En s’installant à l’hôtel de Roquelaure, Nicolas Hulot savait que la partie serait compliquée. Pourtant, il semble qu’il ait sous-estimé les difficultés de la tâche. À coup sûr, il n’a pas songé à se donner les moyens de surmonter les obstacles qui ne manqueraient pas de se présenter. D’où une erreur politique : dès le départ, ne pas se procurer de solides soutiens dans l’opinion publique, sans lesquels l’affaire tournerait court et adieu la « transition écologique ».
Au JT de 20-heures, une bonne explication de texte sur le thème « aidez-moi ! » et « J’ai besoin de vous pour combattre les ennemis de la nature » aurait été du meilleur effet. Parallèlement, une opération Internet ressemblant étrangement à celle que pilotèrent « Les jeunes avec Macron » (La « bande de Poitiers », des anciens du MJS) aurait permis d’orienter les médias dans la bonne direction en désignant les « méchants » (FNSEA, ministère de l’Agriculture, industriels de l’agrotourisme, EDF…).
Faute de bénéficier d’appuis en béton, Hulot apparaissait seul et faible politiquement : les écolos le critiquaient, la population jouait les spectateurs, les lobbys lui savonnaient la planche, et ses collègues du gouvernement brillaient par leur manque de solidarité. Du côté de l’Élysée et de Matignon, on se contentait de lui distiller de bonnes paroles à chaque fois qu’il manifestait l’intention de partir. Si bien que ce qui devait arriver arriva : « Je prends la décision de quitter le gouvernement. Aujourd’hui. » (France Inter, matinale 7/9, mardi 28 août 2018). Même s’il avait affirmé le contraire trois mois plus tôt : « Je reste au gouvernement » (France Inter, mercredi 6 juin 2018).

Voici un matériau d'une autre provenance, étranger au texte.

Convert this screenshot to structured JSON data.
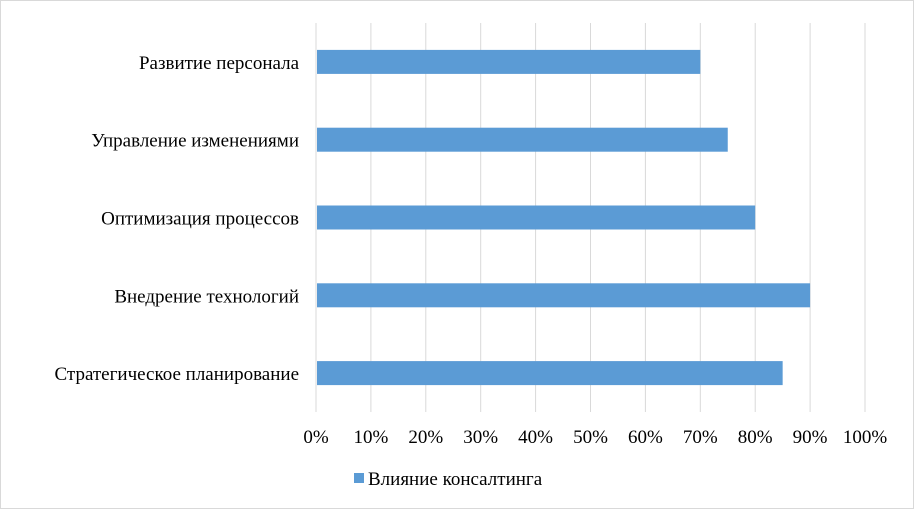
{
  "chart_data": {
    "type": "bar",
    "orientation": "horizontal",
    "categories": [
      "Развитие персонала",
      "Управление изменениями",
      "Оптимизация процессов",
      "Внедрение технологий",
      "Стратегическое планирование"
    ],
    "series": [
      {
        "name": "Влияние консалтинга",
        "values": [
          0.7,
          0.75,
          0.8,
          0.9,
          0.85
        ],
        "color": "#5b9bd5"
      }
    ],
    "x_ticks": [
      "0%",
      "10%",
      "20%",
      "30%",
      "40%",
      "50%",
      "60%",
      "70%",
      "80%",
      "90%",
      "100%"
    ],
    "xlim": [
      0,
      1
    ],
    "grid": "vertical",
    "gridline_color": "#d9d9d9",
    "legend_position": "bottom"
  }
}
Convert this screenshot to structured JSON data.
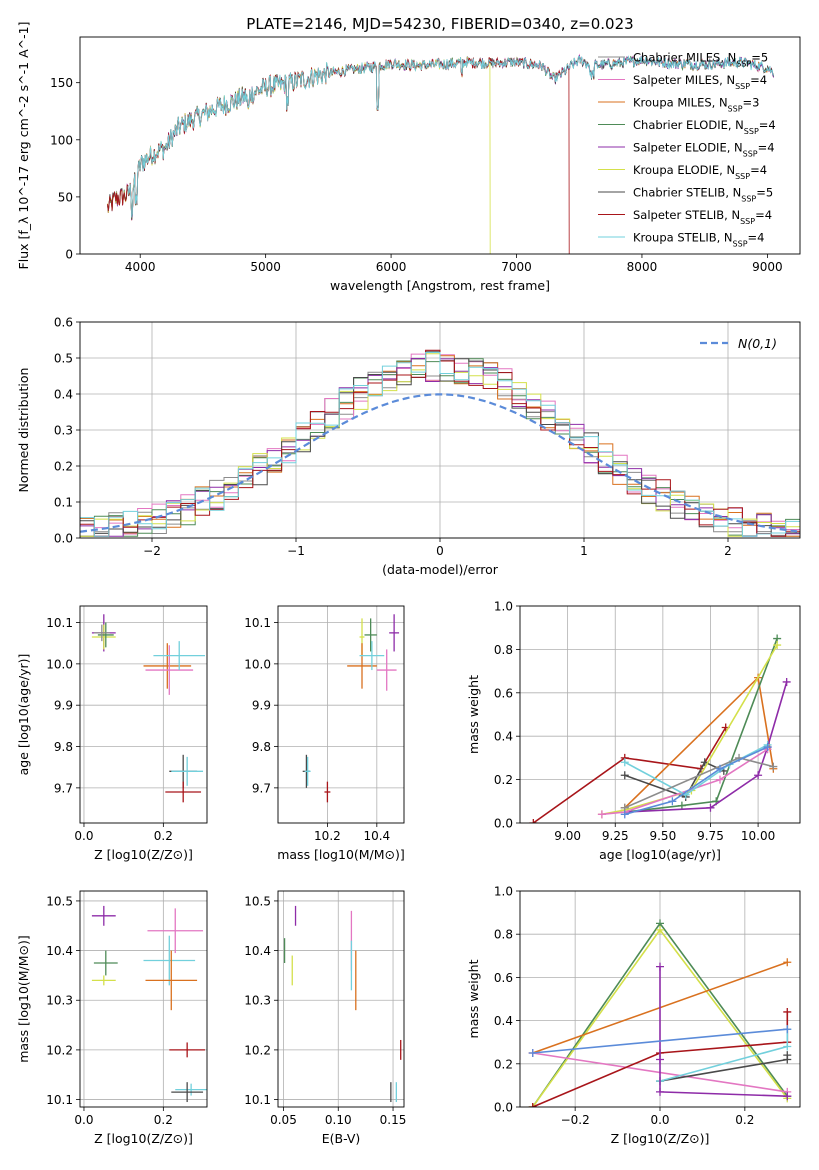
{
  "figure_title": "PLATE=2146, MJD=54230, FIBERID=0340, z=0.023",
  "models": [
    {
      "name": "Chabrier MILES",
      "nssp": "5",
      "color": "#8c8c8c"
    },
    {
      "name": "Salpeter MILES",
      "nssp": "4",
      "color": "#e377c2"
    },
    {
      "name": "Kroupa MILES",
      "nssp": "3",
      "color": "#d9711f"
    },
    {
      "name": "Chabrier ELODIE",
      "nssp": "4",
      "color": "#4e8b57"
    },
    {
      "name": "Salpeter ELODIE",
      "nssp": "4",
      "color": "#8e2ca8"
    },
    {
      "name": "Kroupa ELODIE",
      "nssp": "4",
      "color": "#d4e04a"
    },
    {
      "name": "Chabrier STELIB",
      "nssp": "5",
      "color": "#4a4a4a"
    },
    {
      "name": "Salpeter STELIB",
      "nssp": "4",
      "color": "#a8151a"
    },
    {
      "name": "Kroupa STELIB",
      "nssp": "4",
      "color": "#72d0dc"
    }
  ],
  "chart_data": [
    {
      "type": "line",
      "id": "spectrum",
      "xlabel": "wavelength [Angstrom, rest frame]",
      "ylabel": "Flux [f_λ 10^-17 erg cm^-2 s^-1 A^-1]",
      "xlim": [
        3520,
        9260
      ],
      "ylim": [
        0,
        190
      ],
      "xticks": [
        4000,
        5000,
        6000,
        7000,
        8000,
        9000
      ],
      "yticks": [
        0,
        50,
        100,
        150
      ],
      "continuum": {
        "x": [
          3740,
          3800,
          3900,
          3950,
          4000,
          4100,
          4200,
          4300,
          4400,
          4500,
          4600,
          4800,
          5000,
          5200,
          5400,
          5600,
          5800,
          6000,
          6200,
          6400,
          6600,
          6800,
          7000,
          7200,
          7300,
          7500,
          7600,
          7800,
          8000,
          8200,
          8500,
          8800,
          9000,
          9050
        ],
        "y": [
          40,
          48,
          52,
          60,
          78,
          88,
          93,
          110,
          117,
          122,
          128,
          136,
          146,
          150,
          156,
          160,
          163,
          167,
          165,
          166,
          168,
          167,
          168,
          165,
          153,
          170,
          165,
          167,
          170,
          167,
          166,
          168,
          163,
          159
        ]
      },
      "cutoffs": {
        "Kroupa ELODIE": 6790,
        "Salpeter STELIB": 7420,
        "Kroupa STELIB_start": 3900
      },
      "legend_position": "right"
    },
    {
      "type": "histogram",
      "id": "residuals",
      "xlabel": "(data-model)/error",
      "ylabel": "Normed distribution",
      "xlim": [
        -2.5,
        2.5
      ],
      "ylim": [
        0,
        0.6
      ],
      "xticks": [
        -2,
        -1,
        0,
        1,
        2
      ],
      "yticks": [
        0.0,
        0.1,
        0.2,
        0.3,
        0.4,
        0.5,
        0.6
      ],
      "bin_width": 0.1,
      "reference_label": "N(0,1)",
      "reference_color": "#5b8bd9",
      "legend_position": "top-right"
    },
    {
      "type": "errorbar",
      "id": "age-vs-Z",
      "xlabel": "Z [log10(Z/Z⊙)]",
      "ylabel": "age [log10(age/yr)]",
      "xlim": [
        -0.01,
        0.31
      ],
      "ylim": [
        9.615,
        10.14
      ],
      "xticks": [
        0.0,
        0.2
      ],
      "yticks": [
        9.7,
        9.8,
        9.9,
        10.0,
        10.1
      ],
      "points": [
        {
          "model": "Salpeter ELODIE",
          "x": 0.05,
          "y": 10.075,
          "ex": 0.03,
          "ey": 0.045
        },
        {
          "model": "Kroupa ELODIE",
          "x": 0.05,
          "y": 10.065,
          "ex": 0.03,
          "ey": 0.03
        },
        {
          "model": "Chabrier ELODIE",
          "x": 0.055,
          "y": 10.07,
          "ex": 0.02,
          "ey": 0.03
        },
        {
          "model": "Chabrier MILES",
          "x": 0.045,
          "y": 10.075,
          "ex": 0.02,
          "ey": 0.02
        },
        {
          "model": "Kroupa MILES",
          "x": 0.21,
          "y": 9.995,
          "ex": 0.06,
          "ey": 0.055
        },
        {
          "model": "Salpeter MILES",
          "x": 0.215,
          "y": 9.985,
          "ex": 0.06,
          "ey": 0.06
        },
        {
          "model": "Kroupa STELIB",
          "x": 0.24,
          "y": 10.02,
          "ex": 0.065,
          "ey": 0.035
        },
        {
          "model": "Chabrier STELIB",
          "x": 0.25,
          "y": 9.74,
          "ex": 0.035,
          "ey": 0.04
        },
        {
          "model": "Kroupa STELIB",
          "x": 0.26,
          "y": 9.74,
          "ex": 0.04,
          "ey": 0.035
        },
        {
          "model": "Salpeter STELIB",
          "x": 0.25,
          "y": 9.69,
          "ex": 0.045,
          "ey": 0.025
        }
      ]
    },
    {
      "type": "errorbar",
      "id": "age-vs-mass",
      "xlabel": "mass [log10(M/M⊙)]",
      "ylabel": "",
      "xlim": [
        10.0,
        10.51
      ],
      "ylim": [
        9.615,
        10.14
      ],
      "xticks": [
        10.2,
        10.4
      ],
      "yticks": [
        9.7,
        9.8,
        9.9,
        10.0,
        10.1
      ],
      "points": [
        {
          "model": "Salpeter ELODIE",
          "x": 10.47,
          "y": 10.075,
          "ex": 0.02,
          "ey": 0.045
        },
        {
          "model": "Chabrier ELODIE",
          "x": 10.375,
          "y": 10.07,
          "ex": 0.025,
          "ey": 0.04
        },
        {
          "model": "Kroupa ELODIE",
          "x": 10.34,
          "y": 10.065,
          "ex": 0.01,
          "ey": 0.045
        },
        {
          "model": "Kroupa MILES",
          "x": 10.34,
          "y": 9.995,
          "ex": 0.06,
          "ey": 0.055
        },
        {
          "model": "Kroupa STELIB",
          "x": 10.38,
          "y": 10.02,
          "ex": 0.05,
          "ey": 0.035
        },
        {
          "model": "Salpeter MILES",
          "x": 10.44,
          "y": 9.985,
          "ex": 0.04,
          "ey": 0.05
        },
        {
          "model": "Chabrier STELIB",
          "x": 10.115,
          "y": 9.74,
          "ex": 0.015,
          "ey": 0.04
        },
        {
          "model": "Kroupa STELIB",
          "x": 10.12,
          "y": 9.74,
          "ex": 0.012,
          "ey": 0.035
        },
        {
          "model": "Salpeter STELIB",
          "x": 10.2,
          "y": 9.69,
          "ex": 0.012,
          "ey": 0.025
        }
      ]
    },
    {
      "type": "line",
      "id": "massweight-vs-age",
      "xlabel": "age [log10(age/yr)]",
      "ylabel": "mass weight",
      "xlim": [
        8.75,
        10.22
      ],
      "ylim": [
        0.0,
        1.0
      ],
      "xticks": [
        9.0,
        9.25,
        9.5,
        9.75,
        10.0
      ],
      "yticks": [
        0.0,
        0.2,
        0.4,
        0.6,
        0.8,
        1.0
      ],
      "series": [
        {
          "model": "Salpeter STELIB",
          "x": [
            8.82,
            9.3,
            9.7,
            9.83
          ],
          "y": [
            0.0,
            0.3,
            0.25,
            0.44
          ]
        },
        {
          "model": "Kroupa MILES",
          "x": [
            9.3,
            10.0,
            10.08
          ],
          "y": [
            0.07,
            0.67,
            0.25
          ]
        },
        {
          "model": "Chabrier STELIB",
          "x": [
            9.3,
            9.62,
            9.72,
            9.82
          ],
          "y": [
            0.22,
            0.12,
            0.28,
            0.24
          ]
        },
        {
          "model": "Chabrier ELODIE",
          "x": [
            9.3,
            9.6,
            9.78,
            10.1
          ],
          "y": [
            0.05,
            0.08,
            0.1,
            0.85
          ]
        },
        {
          "model": "Kroupa ELODIE",
          "x": [
            9.18,
            9.3,
            9.65,
            10.1
          ],
          "y": [
            0.04,
            0.06,
            0.15,
            0.82
          ]
        },
        {
          "model": "Salpeter ELODIE",
          "x": [
            9.3,
            9.75,
            10.0,
            10.05,
            10.15
          ],
          "y": [
            0.05,
            0.07,
            0.22,
            0.35,
            0.65
          ]
        },
        {
          "model": "Salpeter MILES",
          "x": [
            9.18,
            9.3,
            9.8,
            10.05
          ],
          "y": [
            0.04,
            0.05,
            0.2,
            0.34
          ]
        },
        {
          "model": "Kroupa STELIB",
          "x": [
            9.3,
            9.62,
            9.85,
            10.05
          ],
          "y": [
            0.28,
            0.13,
            0.27,
            0.36
          ]
        },
        {
          "model": "Chabrier MILES",
          "x": [
            9.3,
            9.9,
            10.08
          ],
          "y": [
            0.07,
            0.3,
            0.26
          ]
        },
        {
          "model": "Kroupa STELIB blue",
          "x": [
            9.3,
            9.55,
            9.8,
            10.05
          ],
          "y": [
            0.04,
            0.1,
            0.25,
            0.35
          ],
          "color": "#5b8bd9"
        }
      ]
    },
    {
      "type": "errorbar",
      "id": "mass-vs-Z",
      "xlabel": "Z [log10(Z/Z⊙)]",
      "ylabel": "mass [log10(M/M⊙)]",
      "xlim": [
        -0.01,
        0.31
      ],
      "ylim": [
        10.085,
        10.52
      ],
      "xticks": [
        0.0,
        0.2
      ],
      "yticks": [
        10.1,
        10.2,
        10.3,
        10.4,
        10.5
      ],
      "points": [
        {
          "model": "Salpeter ELODIE",
          "x": 0.05,
          "y": 10.47,
          "ex": 0.03,
          "ey": 0.02
        },
        {
          "model": "Chabrier ELODIE",
          "x": 0.055,
          "y": 10.375,
          "ex": 0.03,
          "ey": 0.025
        },
        {
          "model": "Kroupa ELODIE",
          "x": 0.05,
          "y": 10.34,
          "ex": 0.03,
          "ey": 0.01
        },
        {
          "model": "Salpeter MILES",
          "x": 0.23,
          "y": 10.44,
          "ex": 0.07,
          "ey": 0.045
        },
        {
          "model": "Kroupa STELIB",
          "x": 0.215,
          "y": 10.38,
          "ex": 0.065,
          "ey": 0.05
        },
        {
          "model": "Kroupa MILES",
          "x": 0.22,
          "y": 10.34,
          "ex": 0.065,
          "ey": 0.06
        },
        {
          "model": "Salpeter STELIB",
          "x": 0.26,
          "y": 10.2,
          "ex": 0.045,
          "ey": 0.015
        },
        {
          "model": "Kroupa STELIB",
          "x": 0.27,
          "y": 10.12,
          "ex": 0.04,
          "ey": 0.012
        },
        {
          "model": "Chabrier STELIB",
          "x": 0.26,
          "y": 10.115,
          "ex": 0.04,
          "ey": 0.02
        }
      ]
    },
    {
      "type": "errorbar",
      "id": "mass-vs-ebv",
      "xlabel": "E(B-V)",
      "ylabel": "",
      "xlim": [
        0.045,
        0.16
      ],
      "ylim": [
        10.085,
        10.52
      ],
      "xticks": [
        0.05,
        0.1,
        0.15
      ],
      "yticks": [
        10.1,
        10.2,
        10.3,
        10.4,
        10.5
      ],
      "points": [
        {
          "model": "Salpeter ELODIE",
          "x": 0.061,
          "y": 10.47,
          "ex": 0.0,
          "ey": 0.02
        },
        {
          "model": "Chabrier ELODIE",
          "x": 0.051,
          "y": 10.4,
          "ex": 0.0,
          "ey": 0.025
        },
        {
          "model": "Kroupa ELODIE",
          "x": 0.058,
          "y": 10.36,
          "ex": 0.0,
          "ey": 0.03
        },
        {
          "model": "Salpeter MILES",
          "x": 0.112,
          "y": 10.42,
          "ex": 0.0,
          "ey": 0.06
        },
        {
          "model": "Kroupa STELIB",
          "x": 0.112,
          "y": 10.37,
          "ex": 0.0,
          "ey": 0.05
        },
        {
          "model": "Kroupa MILES",
          "x": 0.116,
          "y": 10.34,
          "ex": 0.0,
          "ey": 0.06
        },
        {
          "model": "Salpeter STELIB",
          "x": 0.157,
          "y": 10.2,
          "ex": 0.0,
          "ey": 0.02
        },
        {
          "model": "Chabrier STELIB",
          "x": 0.148,
          "y": 10.115,
          "ex": 0.0,
          "ey": 0.02
        },
        {
          "model": "Kroupa STELIB",
          "x": 0.153,
          "y": 10.115,
          "ex": 0.0,
          "ey": 0.02
        }
      ]
    },
    {
      "type": "line",
      "id": "massweight-vs-Z",
      "xlabel": "Z [log10(Z/Z⊙)]",
      "ylabel": "mass weight",
      "xlim": [
        -0.33,
        0.33
      ],
      "ylim": [
        0.0,
        1.0
      ],
      "xticks": [
        -0.2,
        0.0,
        0.2
      ],
      "yticks": [
        0.0,
        0.2,
        0.4,
        0.6,
        0.8,
        1.0
      ],
      "series": [
        {
          "model": "Chabrier ELODIE",
          "x": [
            -0.3,
            0.0,
            0.3
          ],
          "y": [
            0.0,
            0.85,
            0.05
          ]
        },
        {
          "model": "Kroupa ELODIE",
          "x": [
            -0.3,
            0.0,
            0.3
          ],
          "y": [
            0.0,
            0.82,
            0.04
          ]
        },
        {
          "model": "Kroupa MILES",
          "x": [
            -0.3,
            0.3
          ],
          "y": [
            0.25,
            0.67
          ]
        },
        {
          "model": "Salpeter MILES",
          "x": [
            -0.3,
            0.3
          ],
          "y": [
            0.25,
            0.07
          ]
        },
        {
          "model": "Salpeter STELIB",
          "x": [
            -0.3,
            0.0,
            0.3,
            0.3
          ],
          "y": [
            0.0,
            0.25,
            0.3,
            0.44
          ]
        },
        {
          "model": "Chabrier STELIB",
          "x": [
            0.0,
            0.3,
            0.3
          ],
          "y": [
            0.12,
            0.22,
            0.24
          ]
        },
        {
          "model": "Kroupa STELIB",
          "x": [
            0.0,
            0.3,
            0.3
          ],
          "y": [
            0.12,
            0.28,
            0.36
          ]
        },
        {
          "model": "Salpeter ELODIE",
          "x": [
            0.0,
            0.0,
            0.0,
            0.3
          ],
          "y": [
            0.65,
            0.22,
            0.07,
            0.05
          ]
        },
        {
          "model": "Kroupa STELIB blue",
          "x": [
            -0.3,
            0.3
          ],
          "y": [
            0.25,
            0.36
          ],
          "color": "#5b8bd9"
        }
      ]
    }
  ]
}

Nicolas Hulot avait achevé sa déclaration à France Inter par un réquisitoire sévère : « Le nucléaire, cette folie inutile économiquement et techniquement, dans lequel on s’entête… » Sans doute avait-il de bonnes raisons pour régler ses comptes, c’est ce que montre une enquête fouillée publiée par Le Monde (9-10 septembre 2018) : « Comment la « machine » EDF a eu raison de Nicolas Hulot ». On apprend ainsi que « l’affrontement entre EDF et Nicolas Hulot ne s’est pas produit directement. « C’est plutôt Bercy qui portait la voix d’EDF », explique une source ministérielle, agacée. Hulot, il s’est contenté de faire des déclarations dans les médias mais n’a jamais pris le sujet de face. Il pensait que son aura serait suffisante. » Parallèlement, EDF mène une intense campagne de lobbying dans les arcanes d’un ministère qu’il connaît bien, et avec l’aide de plusieurs élus très favorables au nucléaire. » On verra même deux hauts fonctionnaires, dont l’un est conseiller du PDG d’EDF, rédiger un rapport recommandant la construction de six EPR en France pour maintenir le savoir-faire français dans ce domaine. Alors qu’à Flamanville, le chantier, débuté en 2007, devait coûter 3 milliards d’euros et le réacteur être opérationnel en 2012. Le chantier est aujourd’hui évalué à 11 milliards d’euros et le réacteur ne sera pas raccordé au réseau avant la mi–2020, au mieux.
Deux questions restent donc posées : « comment diminuer la part du nucléaire dans la production d’électricité de 75% à 50% ? Et faut-il lancer en France la construction de nouveaux réacteurs pour remplacer à terme le parc actuel ? » (Le Monde, 9-10 septembre 2018). À coup sûr, Nicolas Hulot aurait gagné, dès son arrivée au ministère de l’écologie, à tordre le bras du PDG d’EDF, Jean-Bernard Lévy, pour que ce dernier prenne en charge le lancement d’un grand plan « énergies alternatives ». En effet, avant de songer à fermer des centrales nucléaires, il faut commencer par développer ces énergies de remplacement. Et cela EDF en a les moyens – financiers et techniques.